248. Memorandum From Michael J. Deutch to the Assistant Secretary of State for International Organization Affairs (De Palma)1


  • UNDP
In the course of my private consulting engineering practice and various missions for the International Lending Institutions and UNDP, I had the opportunity to observe the potential and the weaknesses of UNDP. Paul Hoffman’s advanced age, the probable departure of at least one US deputy and of the talented French assistant director may result in an attempt by the Indians or Pakistanis to take over the Directorship of UNDP.
With US–AID in disarray and multilateral project development being limited to the borrowing resources of IBRD, the USG would be well advised to insist that a talented American—preferably well known to the President—promptly replace Mr. Hoffman and attempt to stream-line UNDP, reorient its priorities towards areas where US management and technology can be applied realistically and efficiently. Some of the statistical, administrative and long-term research of UNDP duplicate those of UN’s technical departments and the specialized international organizations—UNDP could shed those easily.

UNDP has its own resources and is relatively immune to the political pull and haul of the Secretariat; its rejuvenation would be acceptable at this time.

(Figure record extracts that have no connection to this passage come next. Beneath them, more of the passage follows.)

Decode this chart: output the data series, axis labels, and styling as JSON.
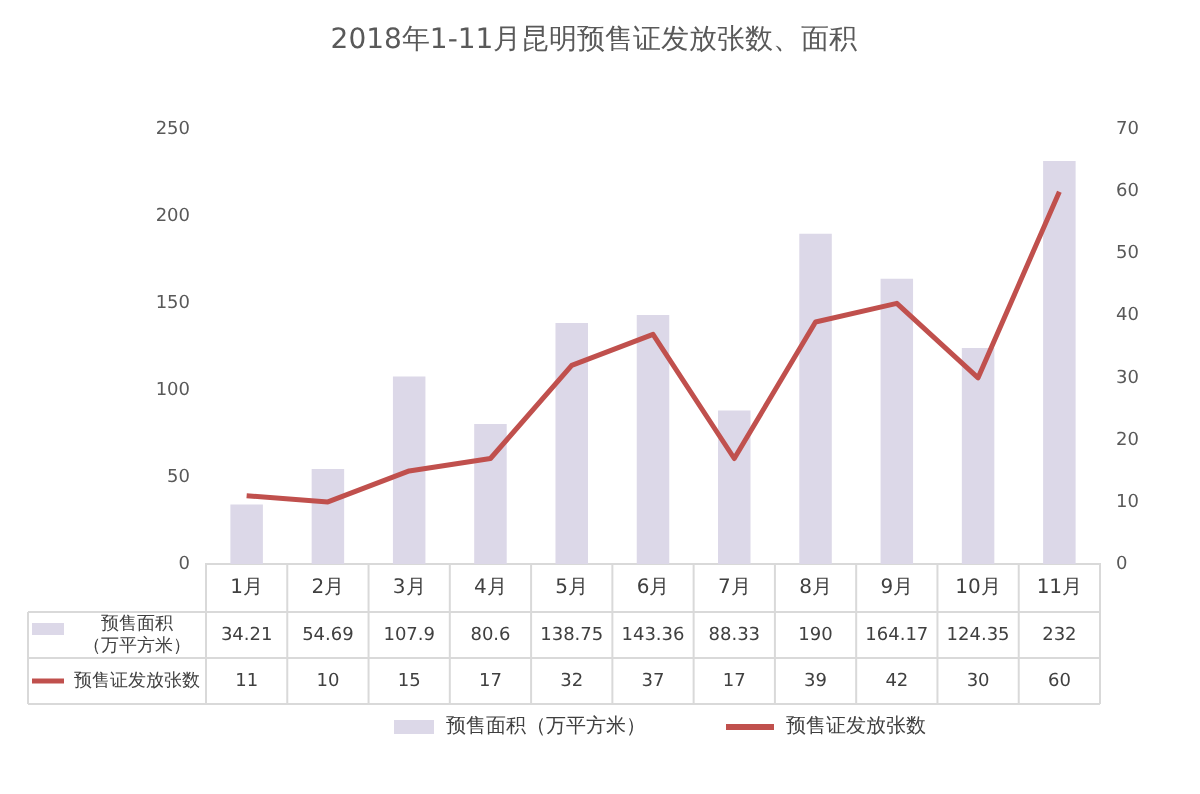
{
  "chart_data": {
    "type": "bar",
    "title": "2018年1-11月昆明预售证发放张数、面积",
    "categories": [
      "1月",
      "2月",
      "3月",
      "4月",
      "5月",
      "6月",
      "7月",
      "8月",
      "9月",
      "10月",
      "11月"
    ],
    "series": [
      {
        "name": "预售面积（万平方米）",
        "color": "#dcd8e8",
        "values": [
          34.21,
          54.69,
          107.9,
          80.6,
          138.75,
          143.36,
          88.33,
          190,
          164.17,
          124.35,
          232
        ]
      },
      {
        "name": "预售证发放张数",
        "type": "line",
        "axis": "y2",
        "color": "#c0504d",
        "values": [
          11,
          10,
          15,
          17,
          32,
          37,
          17,
          39,
          42,
          30,
          60
        ]
      }
    ],
    "ylim": [
      0,
      250
    ],
    "yticks": [
      0,
      50,
      100,
      150,
      200,
      250
    ],
    "y2lim": [
      0,
      70
    ],
    "y2ticks": [
      0,
      10,
      20,
      30,
      40,
      50,
      60,
      70
    ],
    "grid": false,
    "legend": "bottom",
    "marker": "none",
    "line_style": "solid",
    "data_labels": true
  }
}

From the point of view of the SG, there is much to be done to bolster the regional project planning in such fields as improving power utilization, fuel supply, exploration for natural resources, food technology, etc.

US bilateral aid will have to keep a low profile and multilateral project financing on a large scale may have to await liquidity improvement [Page 447]in the middle ‘70’s. This Administration could accomplish much in the post-Vietnam period through the channel of a revitalized UNDP if a younger and talented man from the administration’s ranks promptly took hold of UNDP and proceeded to stream-line it.

Being privy to the table of organization and the varied activities of UNDP I am convinced that it is an appropriate vehicle for the Administration’s participation in selective development planning during the next couple of years (when we may have to pull in our horns in the vast complex of international organizations, until multilateral aid is sufficiently funded by others, and still may wish to have some accomplishment in the most viable areas). Last but not least even for post-war Indochina, UNDP may be more readily useful than ADB. There are other “vital trouble spots” where a competently—and discreetly—US directed UNDP may be very useful.

If and when a decision is taken I would like to brief the new director general in technical detail.

M.J.D. 2
  1. Source: National Archives, Nixon Presidential Materials, NSC Files, Box 299, Agency Files, USUN, Vol. V. No classification marking. An attached memorandum of acknowledgment from De Palma is also dated October 7. In an attached memorandum dated October 24, Winston Lord of the NSC staff called on Fred Bergsten and Marshall Wright to prepare a memorandum for Kissinger about the role of the UNDP, its strengths and weaknesses, the succession question, and recommended actions.
  2. Printed from a copy that bears these typed initials.